There was one class which shared with the nobles the control of English national policies, and this was that of the great merchants and manufacturers. The exporter, The Prince of Trade, was a power behind the throne, and in foreign affairs his selfish greed dominated England’s policy.

This governing class, as Napoleon said, looked upon the public, the people, as a milch cow; the only interest which they had in the cow was that it should not go dry. Offices, dignities, salaries, were handed down from sire to son. By hereditary right the government, its purse and its sword, belonged to these noble creatures whose merit frequently consisted solely in being the sons of their sires. To fill the ships which fought for the supremacy of this oligarchy, press-gangs prowled about the streets on the hunt for victims. Poor men, common laborers, and people of the lowlier sort were pounced upon by these press gangs, and forcibly carried off to that “hell on earth,” a British man-of-war of a century ago. One instance is recorded of a groom coming from the church where he had just been married, and who was snatched from the arms of his frantic bride and borne off—to return after many years to seek for a wife long since dead, in a neighborhood where he had long been forgotten.

In the army and in the fleet soldiers and sailors were lashed like dogs to keep them under; and it was no uncommon thing for the victims to die from the effects of the brutal beating.

Considering all these things, the reader will understand why England made such determined war upon republican France. Against that country she launched armies and fleets, bribed kings and ministers, subsidized coalitions, straining every nerve year in and year out to put the Bourbons back on the throne, and to stay the advance of democracy. She temporarily succeeded. Her selfish King, nobles, and clericals held their grip, and postponed the day of reform. But the delay was dearly bought. The statesmanship of Pitt, Canning, Castlereagh, and Burke strewed Europe with dead men, and loaded nations with appalling debts. Upon land and sea, in almost every clime, men of almost every race were armed, enraged, and set to killing each other in order that the same few might continue to milk the cow.

In forming an opinion about Napoleon, it must be remembered that when he first came upon the scene he found these conditions already in existence,—Europe in league against republican France. With the creation of those conditions he had had nothing to do. Not his was the beginning of the Revolution; not his the execution of Louis XVI.; not his the quarrel with England. If Great Britain and her allies afterward concentrated all their abuse, hatred, and hostility upon him, it was because he had become France; he had become, as Pitt himself said, “the child and champion of democracy”; he had become as Toryism throughout the world said, the “embodiment of the French Revolution.”

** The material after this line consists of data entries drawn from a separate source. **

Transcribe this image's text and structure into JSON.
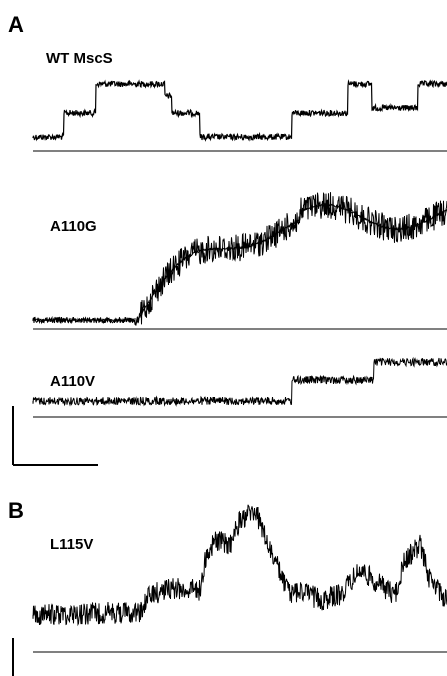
{
  "panels": {
    "A": {
      "letter": "A",
      "traces": [
        {
          "label": "WT MscS",
          "levels": [
            0,
            1,
            2,
            2,
            1,
            0,
            1,
            2,
            1,
            2
          ]
        },
        {
          "label": "A110G",
          "behavior": "gradual rise in current with many channel openings"
        },
        {
          "label": "A110V",
          "levels": [
            0,
            1,
            2
          ]
        }
      ]
    },
    "B": {
      "letter": "B",
      "traces": [
        {
          "label": "L115V",
          "behavior": "fluctuating multi-level current"
        }
      ]
    }
  },
  "colors": {
    "trace": "#000000",
    "baseline": "#000000",
    "background": "#ffffff"
  }
}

This is the great basic truth of Napoleon’s relations with Europe; and if we overlook it, we utterly fail to understand his career. In an evil hour for France, as well as for him, the allied kings succeeded in making the French forget her past. It was not till the Bourbons had returned to France, to Spain, to Italy; it was not till feudalism had returned to Germany with its privilege, its abuses, its stick for the soldier, its rack and wheel for the civilian; it was not till Metternich and his Holy Alliance had smashed with iron heel every struggle for popular rights on the Continent; it was not till Napoleon, dead at St. Helena, was remembered in vivid contrast to the soulless despots who succeeded him, that liberalism, not only in France, but throughout the world, realized how exceeding great had been the folly of the French when they allowed the kings to divorce the cause of Napoleon from that of the French people.